Representative Ron Paul, a doctor, will always be more appealing to non-religious voters than will former pastor Mike Huckabee. Conservatives have numerous doctors and scientists in their ranks, including Representatives Tom Price and Diane Black. It wouldn’t hurt for Republicans to try to elevate more of them to leadership positions. These men and women should be encouraged to talk about the connection they see between good science and conservatism. Talk about God, sure. But talk about Ben Franklin, too.
Youngblood also mentioned that non-religious voters are often frustrated that Republicans in some states push for creationism to be taught in public-school classrooms. On top of that, Youngblood adds Republican support for abstinence-only sex ed in public schools as another problem for non-religious voters. Republican leaders need to think seriously about whether or not these issues are hills to die on. (Hint: They aren’t.)
Here’s the good news: The GOP’s outreach to other minority groups might have unexpected payoffs among the “nones.” Pew notes that the recent increase in the number of nones “has been concentrated in one group: whites.” But if racial and ethnic diversity are important to white nones, the GOP will make itself more congenial to them if it succeeds in drawing more black, Hispanic, Asian-American, and young female voters. No demographic is an island, as it were.
“Is the Democratic party welcoming of atheists? You know, I don’t know what the answer to that is,” says Gaylord. “Obviously when you turn on the conventions you see a lot more women, a lot more blacks, a lot more openness to diversity, and I think that minorities of any ilk might feel more welcome in that party, and they might think, Someone like myself might be at that convention.”
Members of the conservative establishment concur with Youngblood and Gaylor about the potential for the GOP to become more religiously diverse.
“I think there is room on the right for everyone who has a sober view of human nature,” says David Azerrad of the Heritage Foundation’s B. Kenneth Simon Center for Principles and Politics. “Whether you get that from original sin because you’re a Christian or whether you get it simply by studying history and reading Plutarch and Thucydides and seeing human nature doesn’t really change; I think there’s room for you on the right, with or without God.”
He’s right, and Republicans could probably do a lot more to make that clear.
Andrew Walker, also from Heritage, argues that the Right needs to make a stronger non-religious case for social conservatism if it wants to stay electorally viable.
“Here’s the bottom line,” he says. “If the GOP wants to abandon Evangelicals or social-conservative values, they’re going to be losing a pretty large constituency. Right now they’re approaching a point with Christians where you can’t live with them, we’re told, but you can’t live without them.”
The GOP’s platform on social issues probably won’t change anytime soon.
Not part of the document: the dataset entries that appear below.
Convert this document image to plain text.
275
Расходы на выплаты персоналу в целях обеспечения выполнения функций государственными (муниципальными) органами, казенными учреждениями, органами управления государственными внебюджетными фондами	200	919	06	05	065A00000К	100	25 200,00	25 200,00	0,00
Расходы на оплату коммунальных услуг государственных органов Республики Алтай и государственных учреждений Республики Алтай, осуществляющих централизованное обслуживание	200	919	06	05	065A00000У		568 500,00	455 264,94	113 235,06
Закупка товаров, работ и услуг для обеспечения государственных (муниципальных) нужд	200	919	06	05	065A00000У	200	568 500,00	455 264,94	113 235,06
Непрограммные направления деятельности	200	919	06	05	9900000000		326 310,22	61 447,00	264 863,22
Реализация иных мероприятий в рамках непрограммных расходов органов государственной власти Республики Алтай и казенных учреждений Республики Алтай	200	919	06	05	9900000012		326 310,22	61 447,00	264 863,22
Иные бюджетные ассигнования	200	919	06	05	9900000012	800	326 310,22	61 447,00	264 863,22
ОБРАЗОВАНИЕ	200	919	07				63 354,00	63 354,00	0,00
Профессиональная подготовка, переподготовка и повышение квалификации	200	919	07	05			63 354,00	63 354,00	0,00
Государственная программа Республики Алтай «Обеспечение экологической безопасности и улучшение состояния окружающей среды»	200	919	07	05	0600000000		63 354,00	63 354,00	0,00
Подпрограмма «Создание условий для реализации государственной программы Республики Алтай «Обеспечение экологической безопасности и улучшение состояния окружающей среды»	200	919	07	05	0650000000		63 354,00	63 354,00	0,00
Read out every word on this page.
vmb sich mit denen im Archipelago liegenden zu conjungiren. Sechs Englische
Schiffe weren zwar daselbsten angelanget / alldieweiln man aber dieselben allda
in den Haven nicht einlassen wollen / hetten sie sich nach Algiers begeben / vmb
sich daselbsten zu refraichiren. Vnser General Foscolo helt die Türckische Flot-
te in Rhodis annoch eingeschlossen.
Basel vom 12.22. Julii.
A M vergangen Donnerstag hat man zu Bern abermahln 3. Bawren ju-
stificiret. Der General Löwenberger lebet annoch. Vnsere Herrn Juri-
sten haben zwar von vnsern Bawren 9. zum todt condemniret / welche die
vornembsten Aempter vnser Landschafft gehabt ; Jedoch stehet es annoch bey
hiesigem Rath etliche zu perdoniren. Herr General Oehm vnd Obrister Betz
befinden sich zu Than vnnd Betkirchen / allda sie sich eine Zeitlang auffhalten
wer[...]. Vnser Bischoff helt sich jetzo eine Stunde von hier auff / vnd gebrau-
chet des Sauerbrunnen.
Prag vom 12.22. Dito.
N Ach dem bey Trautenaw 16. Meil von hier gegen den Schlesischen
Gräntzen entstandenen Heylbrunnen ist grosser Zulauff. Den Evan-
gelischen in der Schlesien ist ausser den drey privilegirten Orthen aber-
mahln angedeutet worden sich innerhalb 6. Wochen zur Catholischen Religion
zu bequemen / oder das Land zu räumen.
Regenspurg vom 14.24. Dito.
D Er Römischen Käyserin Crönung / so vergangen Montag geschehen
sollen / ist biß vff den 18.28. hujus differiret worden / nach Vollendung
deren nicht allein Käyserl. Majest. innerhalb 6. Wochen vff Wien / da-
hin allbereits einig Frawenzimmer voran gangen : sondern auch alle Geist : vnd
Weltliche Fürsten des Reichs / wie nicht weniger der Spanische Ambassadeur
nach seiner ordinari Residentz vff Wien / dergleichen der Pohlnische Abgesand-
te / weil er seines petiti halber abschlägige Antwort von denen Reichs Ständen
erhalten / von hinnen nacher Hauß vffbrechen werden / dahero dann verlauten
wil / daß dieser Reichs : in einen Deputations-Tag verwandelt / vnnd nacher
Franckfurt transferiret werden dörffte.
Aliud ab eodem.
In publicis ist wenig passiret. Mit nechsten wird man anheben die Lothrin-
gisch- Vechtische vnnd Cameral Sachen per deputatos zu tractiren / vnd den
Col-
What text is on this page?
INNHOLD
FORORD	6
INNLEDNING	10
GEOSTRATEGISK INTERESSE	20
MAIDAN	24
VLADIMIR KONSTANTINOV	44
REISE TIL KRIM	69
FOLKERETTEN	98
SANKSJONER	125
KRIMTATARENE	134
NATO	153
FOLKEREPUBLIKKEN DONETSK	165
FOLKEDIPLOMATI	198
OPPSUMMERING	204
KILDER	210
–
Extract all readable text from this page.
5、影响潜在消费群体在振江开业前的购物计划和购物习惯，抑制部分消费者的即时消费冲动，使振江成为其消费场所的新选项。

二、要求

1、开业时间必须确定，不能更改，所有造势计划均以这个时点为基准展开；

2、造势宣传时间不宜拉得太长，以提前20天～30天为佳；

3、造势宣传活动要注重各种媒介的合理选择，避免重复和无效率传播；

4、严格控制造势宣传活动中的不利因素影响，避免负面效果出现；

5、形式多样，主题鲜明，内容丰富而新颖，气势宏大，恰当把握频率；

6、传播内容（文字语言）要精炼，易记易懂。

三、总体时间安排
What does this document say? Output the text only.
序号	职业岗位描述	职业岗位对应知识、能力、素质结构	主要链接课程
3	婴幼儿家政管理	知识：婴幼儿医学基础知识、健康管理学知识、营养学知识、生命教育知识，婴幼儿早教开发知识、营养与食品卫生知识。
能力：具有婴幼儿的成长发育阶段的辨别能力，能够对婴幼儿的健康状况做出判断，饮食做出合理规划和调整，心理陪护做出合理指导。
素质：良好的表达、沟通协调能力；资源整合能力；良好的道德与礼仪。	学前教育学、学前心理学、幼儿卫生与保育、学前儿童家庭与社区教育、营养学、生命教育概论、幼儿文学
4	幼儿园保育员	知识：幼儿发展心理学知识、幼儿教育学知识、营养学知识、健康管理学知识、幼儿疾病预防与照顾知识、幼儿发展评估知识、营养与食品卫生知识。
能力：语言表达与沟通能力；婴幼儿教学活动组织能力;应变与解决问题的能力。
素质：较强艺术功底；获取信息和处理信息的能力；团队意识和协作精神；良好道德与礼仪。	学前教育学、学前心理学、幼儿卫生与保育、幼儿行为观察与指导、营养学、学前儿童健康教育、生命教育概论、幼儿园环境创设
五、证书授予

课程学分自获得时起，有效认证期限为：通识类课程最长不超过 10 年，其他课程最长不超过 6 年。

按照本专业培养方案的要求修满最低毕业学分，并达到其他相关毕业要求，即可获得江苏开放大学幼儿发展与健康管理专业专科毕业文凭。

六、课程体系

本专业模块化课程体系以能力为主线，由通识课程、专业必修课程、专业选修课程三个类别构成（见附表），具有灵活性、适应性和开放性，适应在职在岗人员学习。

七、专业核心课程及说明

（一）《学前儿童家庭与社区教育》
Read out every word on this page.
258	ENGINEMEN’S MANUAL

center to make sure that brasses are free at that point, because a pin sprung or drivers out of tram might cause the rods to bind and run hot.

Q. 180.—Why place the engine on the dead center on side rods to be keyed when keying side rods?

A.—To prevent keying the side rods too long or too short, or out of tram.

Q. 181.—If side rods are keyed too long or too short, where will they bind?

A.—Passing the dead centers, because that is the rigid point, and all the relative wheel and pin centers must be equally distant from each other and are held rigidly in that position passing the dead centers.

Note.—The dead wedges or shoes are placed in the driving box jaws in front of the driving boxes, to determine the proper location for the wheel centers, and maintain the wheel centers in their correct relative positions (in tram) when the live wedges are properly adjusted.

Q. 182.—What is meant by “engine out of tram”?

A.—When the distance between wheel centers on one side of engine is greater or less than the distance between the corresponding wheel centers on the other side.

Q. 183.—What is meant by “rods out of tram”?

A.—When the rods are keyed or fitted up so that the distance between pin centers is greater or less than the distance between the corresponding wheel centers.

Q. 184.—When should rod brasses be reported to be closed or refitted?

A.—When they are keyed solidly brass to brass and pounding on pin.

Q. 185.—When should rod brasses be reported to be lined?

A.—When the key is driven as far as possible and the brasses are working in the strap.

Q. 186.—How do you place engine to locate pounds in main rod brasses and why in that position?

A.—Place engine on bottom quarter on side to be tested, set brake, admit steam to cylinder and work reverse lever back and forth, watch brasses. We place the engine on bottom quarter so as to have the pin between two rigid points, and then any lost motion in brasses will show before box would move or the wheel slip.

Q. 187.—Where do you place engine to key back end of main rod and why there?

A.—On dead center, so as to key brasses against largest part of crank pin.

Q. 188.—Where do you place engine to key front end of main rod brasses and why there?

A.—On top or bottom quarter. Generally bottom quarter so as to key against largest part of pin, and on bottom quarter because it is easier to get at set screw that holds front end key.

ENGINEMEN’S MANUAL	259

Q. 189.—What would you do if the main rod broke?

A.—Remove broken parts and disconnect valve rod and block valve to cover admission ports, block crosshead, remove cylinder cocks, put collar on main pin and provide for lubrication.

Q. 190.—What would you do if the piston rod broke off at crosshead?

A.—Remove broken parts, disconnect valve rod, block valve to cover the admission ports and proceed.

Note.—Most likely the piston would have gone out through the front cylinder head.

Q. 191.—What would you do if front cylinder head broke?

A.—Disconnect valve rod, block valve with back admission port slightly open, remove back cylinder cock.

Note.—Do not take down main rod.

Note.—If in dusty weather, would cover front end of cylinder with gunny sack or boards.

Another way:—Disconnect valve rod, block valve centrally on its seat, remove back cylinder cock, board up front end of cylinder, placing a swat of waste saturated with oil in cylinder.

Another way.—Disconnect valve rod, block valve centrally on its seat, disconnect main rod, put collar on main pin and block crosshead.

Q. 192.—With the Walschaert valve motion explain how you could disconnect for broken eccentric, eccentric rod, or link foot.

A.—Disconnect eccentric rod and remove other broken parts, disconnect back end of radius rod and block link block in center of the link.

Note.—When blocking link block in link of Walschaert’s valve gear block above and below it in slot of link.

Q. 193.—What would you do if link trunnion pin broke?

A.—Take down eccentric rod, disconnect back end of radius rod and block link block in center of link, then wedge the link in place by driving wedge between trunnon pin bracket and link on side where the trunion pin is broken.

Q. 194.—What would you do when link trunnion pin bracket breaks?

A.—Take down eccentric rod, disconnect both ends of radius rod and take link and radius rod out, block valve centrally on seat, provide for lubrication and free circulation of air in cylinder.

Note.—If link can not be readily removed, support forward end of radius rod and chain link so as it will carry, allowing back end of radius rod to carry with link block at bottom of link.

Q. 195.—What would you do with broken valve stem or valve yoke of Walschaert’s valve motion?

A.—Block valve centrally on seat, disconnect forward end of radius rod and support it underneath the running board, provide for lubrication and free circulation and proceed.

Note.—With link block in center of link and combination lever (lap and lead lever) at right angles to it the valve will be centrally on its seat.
But the party has plenty of room for people like Ileana Ross-Lehtinen, Richard Tisei, and Mike Fleck, who don’t march in lockstep on social issues. (And for goodness’ sake, somebody get GOProud a booth at CPAC.) If the party makes its libertarian wing more visible, non-religious voters might realize there are plenty of reasons to vote Republican besides thinking it would be the end of the West for two men to get married.
At least for the next few decades, the GOP will continue to rely heavily on support from the devout. But that doesn’t mean Republicans should give up on balancing loyalty to their base with improving their prospects among the religiously unaffiliated. At the moment, the relationship between the GOP and the nones is ambiguous, but that’s never ground for despair — in fact, quite the opposite. Demographics don’t have to be the party’s damnation. And miracles happen.
— Betsy Woodruff is a William F. Buckley Fellow at the National Review Institute.